Social landlords must adapt to benefit reforms if they are to continue to deliver effective services
When chancellor George Osborne delivered his emergency Budget on 22 June 2010, he said measures to reform the housing benefit system would save taxpayers £4 billion by 2015. The legislation which will make this aim a reality became law yesterday and, despite the best efforts of many (including this magazine) to present alternative ways of more fairly cutting the soaring £21 billion housing benefit bill, the Welfare Reform Act’s original proposals remain broadly unaltered.
As prime minister David Cameron claimed in an open letter last Thursday, the cap on housing benefit at a maximum of £400 a week, the so-called ‘bedroom tax’ on spare rooms in social homes, cutting local housing allowance for private tenants and more, will indeed save over £2 billion a year by April 2015.
But these savings come with a cost - in many cases a huge personal cost. Throughout the course of our What’s the Benefit? campaign we have highlighted examples of families and individuals whose lives will be turned upside down by the new rules.
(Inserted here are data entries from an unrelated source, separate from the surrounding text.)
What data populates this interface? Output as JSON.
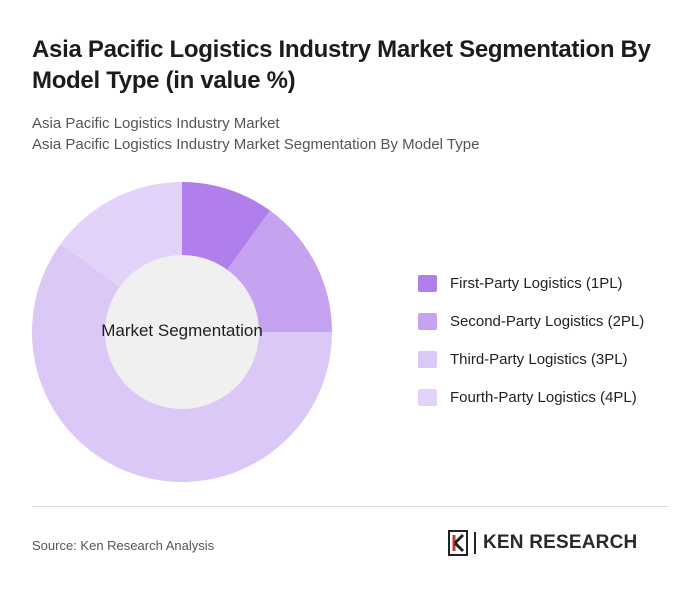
{
  "header": {
    "title": "Asia Pacific Logistics Industry Market Segmentation By Model Type (in value %)",
    "subtitle_line1": "Asia Pacific Logistics Industry Market",
    "subtitle_line2": "Asia Pacific Logistics Industry Market Segmentation By Model Type"
  },
  "chart_data": {
    "type": "pie",
    "variant": "donut",
    "center_label": "Market Segmentation",
    "legend_position": "right",
    "series": [
      {
        "name": "First-Party Logistics (1PL)",
        "value": 10,
        "color": "#b07fec"
      },
      {
        "name": "Second-Party Logistics (2PL)",
        "value": 15,
        "color": "#c5a3f0"
      },
      {
        "name": "Third-Party Logistics (3PL)",
        "value": 60,
        "color": "#dcc8f7"
      },
      {
        "name": "Fourth-Party Logistics (4PL)",
        "value": 15,
        "color": "#e3d3f9"
      }
    ],
    "center_fill": "#f0f0f0"
  },
  "footer": {
    "source": "Source: Ken Research Analysis",
    "logo_text": "KEN RESEARCH"
  }
}
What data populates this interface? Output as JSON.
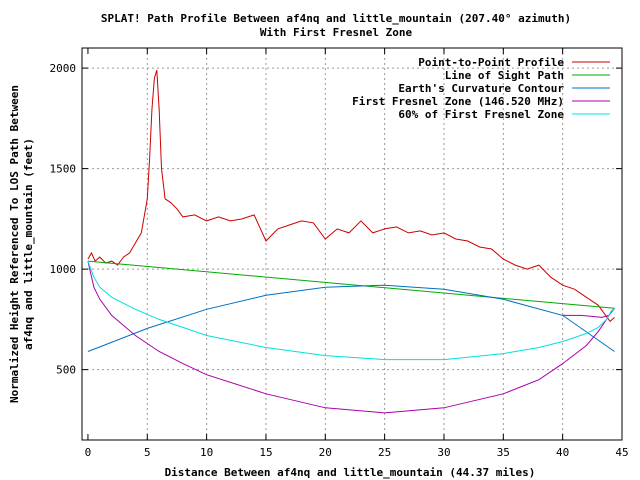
{
  "chart_data": {
    "type": "line",
    "title": "SPLAT! Path Profile Between af4nq and little_mountain (207.40° azimuth)",
    "subtitle": "With First Fresnel Zone",
    "xlabel": "Distance Between af4nq and little_mountain (44.37 miles)",
    "ylabel_line1": "Normalized Height Referenced To LOS Path Between",
    "ylabel_line2": "af4nq and little_mountain (feet)",
    "xlim": [
      -0.5,
      45
    ],
    "ylim": [
      150,
      2100
    ],
    "xticks": [
      0,
      5,
      10,
      15,
      20,
      25,
      30,
      35,
      40,
      45
    ],
    "yticks": [
      500,
      1000,
      1500,
      2000
    ],
    "grid": true,
    "legend_position": "top-right",
    "series": [
      {
        "name": "Point-to-Point Profile",
        "color": "#cc0000",
        "x": [
          0,
          0.3,
          0.6,
          1,
          1.5,
          2,
          2.5,
          3,
          3.5,
          4,
          4.5,
          5,
          5.2,
          5.4,
          5.6,
          5.8,
          6,
          6.2,
          6.5,
          7,
          7.5,
          8,
          9,
          10,
          11,
          12,
          13,
          14,
          15,
          16,
          17,
          18,
          19,
          20,
          21,
          22,
          23,
          24,
          25,
          26,
          27,
          28,
          29,
          30,
          31,
          32,
          33,
          34,
          35,
          36,
          37,
          38,
          39,
          40,
          41,
          42,
          43,
          43.5,
          44,
          44.37
        ],
        "y": [
          1050,
          1080,
          1040,
          1060,
          1030,
          1040,
          1020,
          1060,
          1080,
          1130,
          1180,
          1350,
          1550,
          1800,
          1950,
          1990,
          1800,
          1500,
          1350,
          1330,
          1300,
          1260,
          1270,
          1240,
          1260,
          1240,
          1250,
          1270,
          1140,
          1200,
          1220,
          1240,
          1230,
          1150,
          1200,
          1180,
          1240,
          1180,
          1200,
          1210,
          1180,
          1190,
          1170,
          1180,
          1150,
          1140,
          1110,
          1100,
          1050,
          1020,
          1000,
          1020,
          960,
          920,
          900,
          860,
          820,
          780,
          740,
          760
        ]
      },
      {
        "name": "Line of Sight Path",
        "color": "#00aa00",
        "x": [
          0,
          44.37
        ],
        "y": [
          1040,
          805
        ]
      },
      {
        "name": "Earth's Curvature Contour",
        "color": "#0070c0",
        "x": [
          0,
          5,
          10,
          15,
          20,
          25,
          30,
          35,
          40,
          44.37
        ],
        "y": [
          590,
          705,
          800,
          870,
          910,
          920,
          900,
          850,
          770,
          590
        ]
      },
      {
        "name": "First Fresnel Zone (146.520 MHz)",
        "color": "#aa00aa",
        "x": [
          0,
          0.5,
          1,
          2,
          4,
          6,
          8,
          10,
          15,
          20,
          25,
          30,
          35,
          38,
          40,
          42,
          43,
          43.7,
          44.1,
          44.37
        ],
        "y": [
          1040,
          910,
          850,
          770,
          670,
          590,
          530,
          475,
          380,
          310,
          285,
          310,
          380,
          450,
          530,
          620,
          690,
          750,
          790,
          805
        ],
        "upper_x": [
          40,
          41.5,
          42.5,
          43.3,
          43.9,
          44.37
        ],
        "upper_y": [
          770,
          770,
          765,
          760,
          770,
          805
        ]
      },
      {
        "name": "60% of First Fresnel Zone",
        "color": "#00e0e0",
        "x": [
          0,
          0.5,
          1,
          2,
          4,
          6,
          8,
          10,
          15,
          20,
          25,
          30,
          35,
          38,
          40,
          42,
          43,
          43.7,
          44.1,
          44.37
        ],
        "y": [
          1040,
          960,
          910,
          860,
          800,
          750,
          710,
          670,
          610,
          570,
          550,
          550,
          580,
          610,
          640,
          680,
          710,
          750,
          790,
          805
        ]
      }
    ]
  }
}
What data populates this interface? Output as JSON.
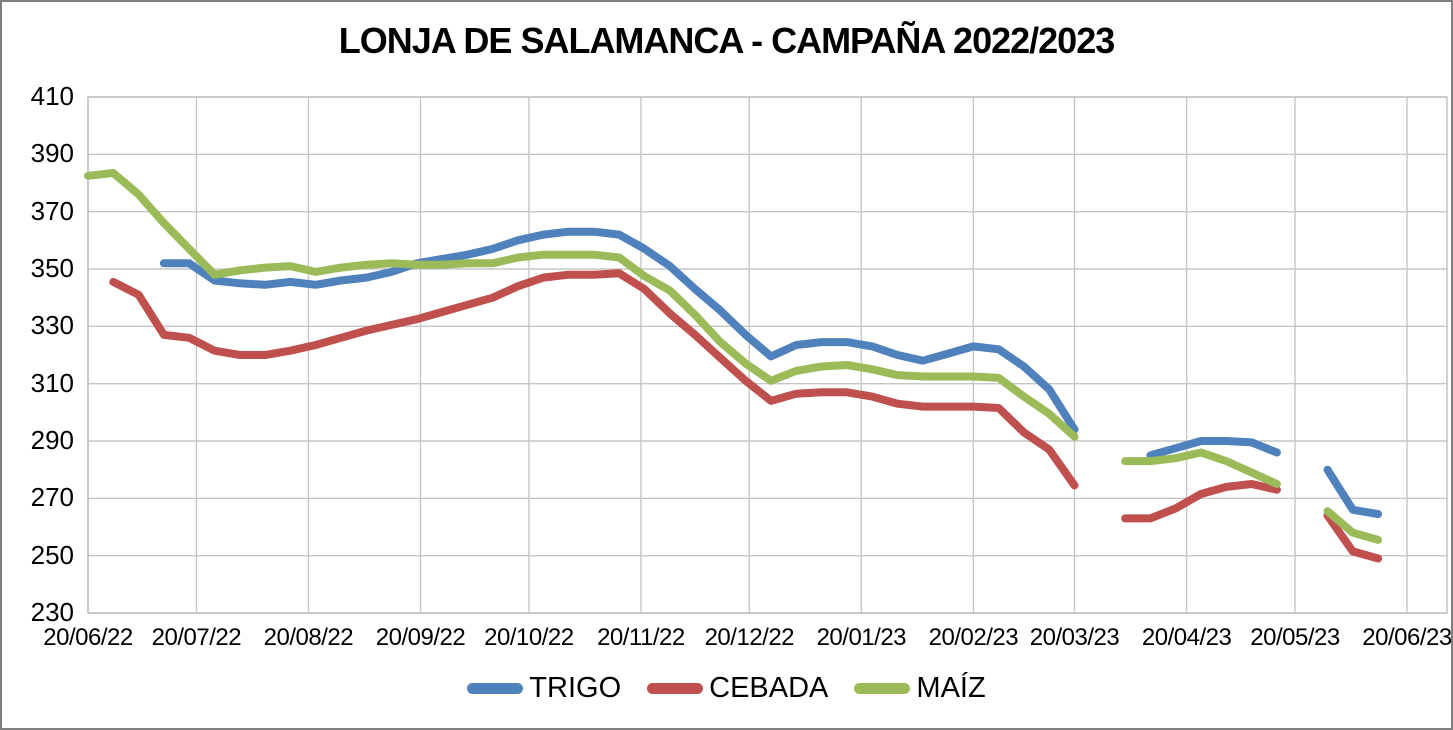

In his letter, Mr Cameron claimed the government had built a ‘modern welfare system that protects the vulnerable’. It does not. For 32-year-old James, who has Asperger’s syndrome, and who we spoke to in July 2011, the cut in his weekly housing benefit from £103 to £60 is ‘beyond untenable’.
Riverside Housing Group is just one landlord to have calculated the impact of the plan to charge those aged under 62 an average £13 a week extra if they have a spare bedroom. It estimates it will take six years to downsize tenants to its available one-bedroom properties, while residents faced ‘crippling cuts to their income’.
As we report this week, however, social landlords are being phlegmatic in their response. If nothing else, the experience of the Welfare Reform Act 2012 has taught housing professionals that, if they are to continue to deliver effective services, they have to find new ways of marshalling their arguments. They need new allies in health, policing and education, but housing associations and ALMOs in particular need to think about a relationship much closer to home: that with local authorities. If they are successful that really could be a huge benefit.